Enron employees held approximately 54% to 60% of their 401(k) plan assets in company stock. However, according to a background memo from the Workforce Committee, Congressional Research Service (CRS) reports that 89% of this Enron stock was purchased voluntarily by Enron employees, not through the company match.
On Thursday, the Committee on Education & the Workforce has scheduled five witnesses who will focus more specifically on the events at Enron and how its plan was administered. Currently scheduled are:
- Mr Tom Padgett, who will testify about his experience as an Enron employee and the nearly $600,000 he lost in his 401(k) account.

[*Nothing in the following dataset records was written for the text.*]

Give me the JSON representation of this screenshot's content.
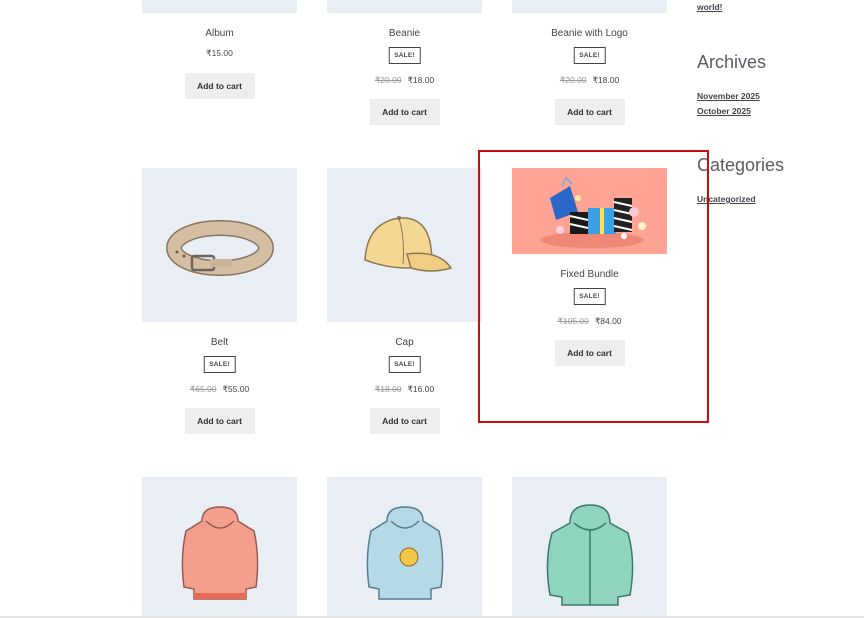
{
  "products": [
    {
      "title": "Album",
      "sale": false,
      "price": "₹15.00",
      "button": "Add to cart"
    },
    {
      "title": "Beanie",
      "sale": true,
      "badge": "SALE!",
      "old_price": "₹20.00",
      "price": "₹18.00",
      "button": "Add to cart"
    },
    {
      "title": "Beanie with Logo",
      "sale": true,
      "badge": "SALE!",
      "old_price": "₹20.00",
      "price": "₹18.00",
      "button": "Add to cart"
    },
    {
      "title": "Belt",
      "sale": true,
      "badge": "SALE!",
      "old_price": "₹65.00",
      "price": "₹55.00",
      "button": "Add to cart",
      "image": "belt-icon"
    },
    {
      "title": "Cap",
      "sale": true,
      "badge": "SALE!",
      "old_price": "₹18.00",
      "price": "₹16.00",
      "button": "Add to cart",
      "image": "cap-icon"
    },
    {
      "title": "Fixed Bundle",
      "sale": true,
      "badge": "SALE!",
      "old_price": "₹105.00",
      "price": "₹84.00",
      "button": "Add to cart",
      "image": "gift-bundle-icon"
    },
    {
      "image": "hoodie-icon",
      "color": "#f2a08d"
    },
    {
      "image": "hoodie-with-logo-icon",
      "color": "#b6d9e8"
    },
    {
      "image": "zip-hoodie-icon",
      "color": "#8fd4bd"
    }
  ],
  "sidebar": {
    "recent_post_tail": "world!",
    "archives_title": "Archives",
    "archives": [
      "November 2025",
      "October 2025"
    ],
    "categories_title": "Categories",
    "categories": [
      "Uncategorized"
    ]
  },
  "colors": {
    "thumb_bg": "#e8eef3",
    "highlight": "#d10a0a",
    "button_bg": "#eeeeee"
  }
}
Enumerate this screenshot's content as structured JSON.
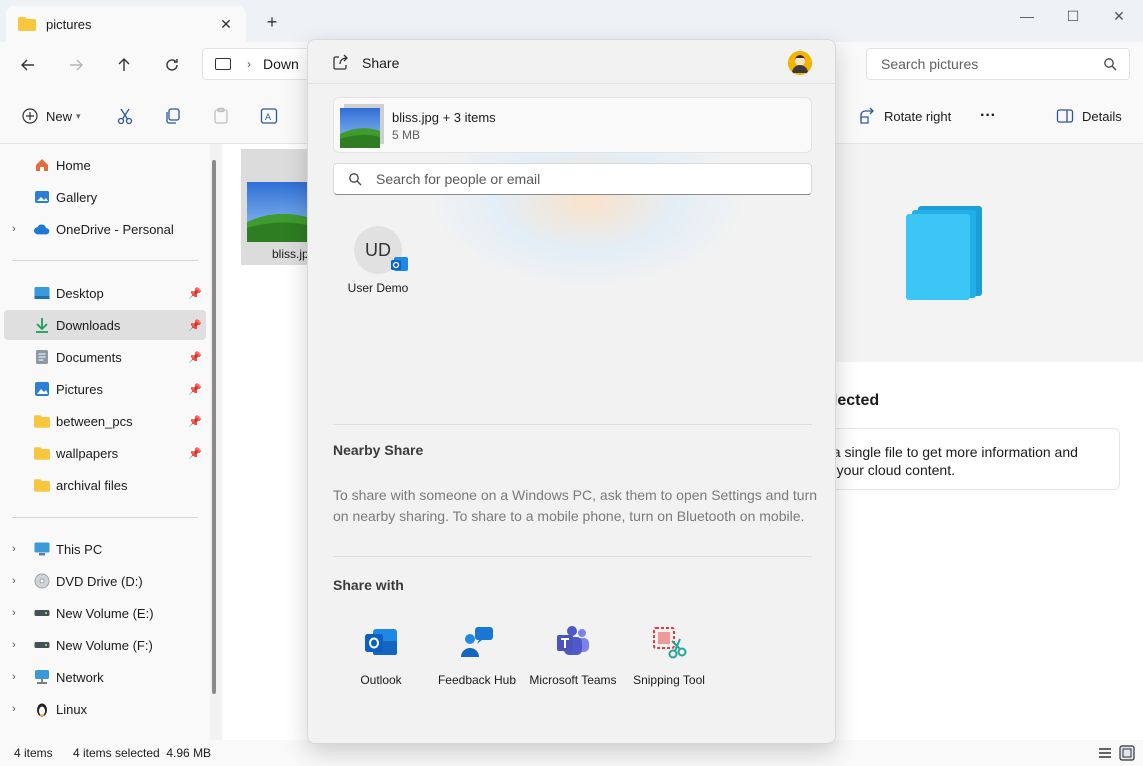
{
  "tab": {
    "title": "pictures",
    "close": "✕",
    "new_tab": "+"
  },
  "window_controls": {
    "minimize": "—",
    "maximize": "☐",
    "close": "✕"
  },
  "address": {
    "segment": "Down",
    "separator": "›"
  },
  "search": {
    "placeholder": "Search pictures"
  },
  "toolbar": {
    "new_label": "New",
    "rotate_right_label": "Rotate right",
    "more_label": "···",
    "details_label": "Details"
  },
  "sidebar": {
    "items": [
      {
        "label": "Home"
      },
      {
        "label": "Gallery"
      },
      {
        "label": "OneDrive - Personal"
      },
      {
        "label": "Desktop"
      },
      {
        "label": "Downloads"
      },
      {
        "label": "Documents"
      },
      {
        "label": "Pictures"
      },
      {
        "label": "between_pcs"
      },
      {
        "label": "wallpapers"
      },
      {
        "label": "archival files"
      },
      {
        "label": "This PC"
      },
      {
        "label": "DVD Drive (D:)"
      },
      {
        "label": "New Volume (E:)"
      },
      {
        "label": "New Volume (F:)"
      },
      {
        "label": "Network"
      },
      {
        "label": "Linux"
      }
    ]
  },
  "content": {
    "file_name": "bliss.jpg"
  },
  "details_pane": {
    "title": "elected",
    "text_line1": "t a single file to get more information and",
    "text_line2": "e your cloud content."
  },
  "status": {
    "items_count": "4 items",
    "selected": "4 items selected  4.96 MB"
  },
  "share": {
    "title": "Share",
    "file_summary": "bliss.jpg + 3 items",
    "file_size": "5 MB",
    "search_placeholder": "Search for people or email",
    "contact": {
      "initials": "UD",
      "name": "User Demo"
    },
    "nearby_title": "Nearby Share",
    "nearby_text": "To share with someone on a Windows PC, ask them to open Settings and turn on nearby sharing. To share to a mobile phone, turn on Bluetooth on mobile.",
    "share_with_title": "Share with",
    "apps": [
      {
        "label": "Outlook"
      },
      {
        "label": "Feedback Hub"
      },
      {
        "label": "Microsoft Teams"
      },
      {
        "label": "Snipping Tool"
      }
    ]
  },
  "colors": {
    "accent": "#0067c0",
    "folder": "#f8c73e",
    "selected_bg": "#dfdfdf"
  }
}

- Ms Cindy Olson, Executive Vice President for Human Resources and Ms Mikie Rath, Benefits Manager, both of Enron. Both testified yesterday before the Senate Government Affairs Committee, offering a fairly detailed accounting of the events that transpired before, during and after the so-called blackout period that accompanied the conversion of accounts from one recordkeeper to another.
- Mr Scott Peterson, the Global Practice Leader for Defined Contribution Services for Hewitt Associates. Hewitt Associates was the successor recordkeeper to Northern Trust Retirement Consulting for the Enron account.
- Professor Teresa Ghilarducci, an economist from the University of Notre Dame, who was invited to testify in a broad manner about the implications of Enron for workers.
Enron participants were allowed to change and trade their investment options daily. However, Enron’s plan also had a company matching contribution equal to 50% of the employee’s contribution, up to a maximum 6% of the employee’s base pay. Employees were barred from liquidating that company contribution investment until age 50.
In the case of Enron, the company match was made entirely in Enron stock. In addition to the company match, plan participants were also given the option of investing their own contributions in Enron stock. As a result of these factors, Enron employees had as much as 60% of their retirement savings invested in Enron stock.
The blackout was scheduled to occur on September 30, 2001 because it was the end of the financial quarter. However, this date was pushed back because of changes to the plan.
Plan participants were reportedly notified of the blackout by a mailing sent out in September, with subsequent email reminders sent by Enron to employees on September 27th, October 16th, October 22nd, and October 26th.
Two weeks prior to the blackout – which took place at the close of trading on October 26, according to testimony from both Northern Trust and Hewitt, Enron announced a $638 million loss and a $1.2 billion reduction in shareholder equity.
The blackout period lasted 13 business days – a period during which Enron stock continued a long slide, dropping from $13.81 to $9.24 per share, according to press reports. Enron subsequently filed for bankruptcy on December 2, 2001.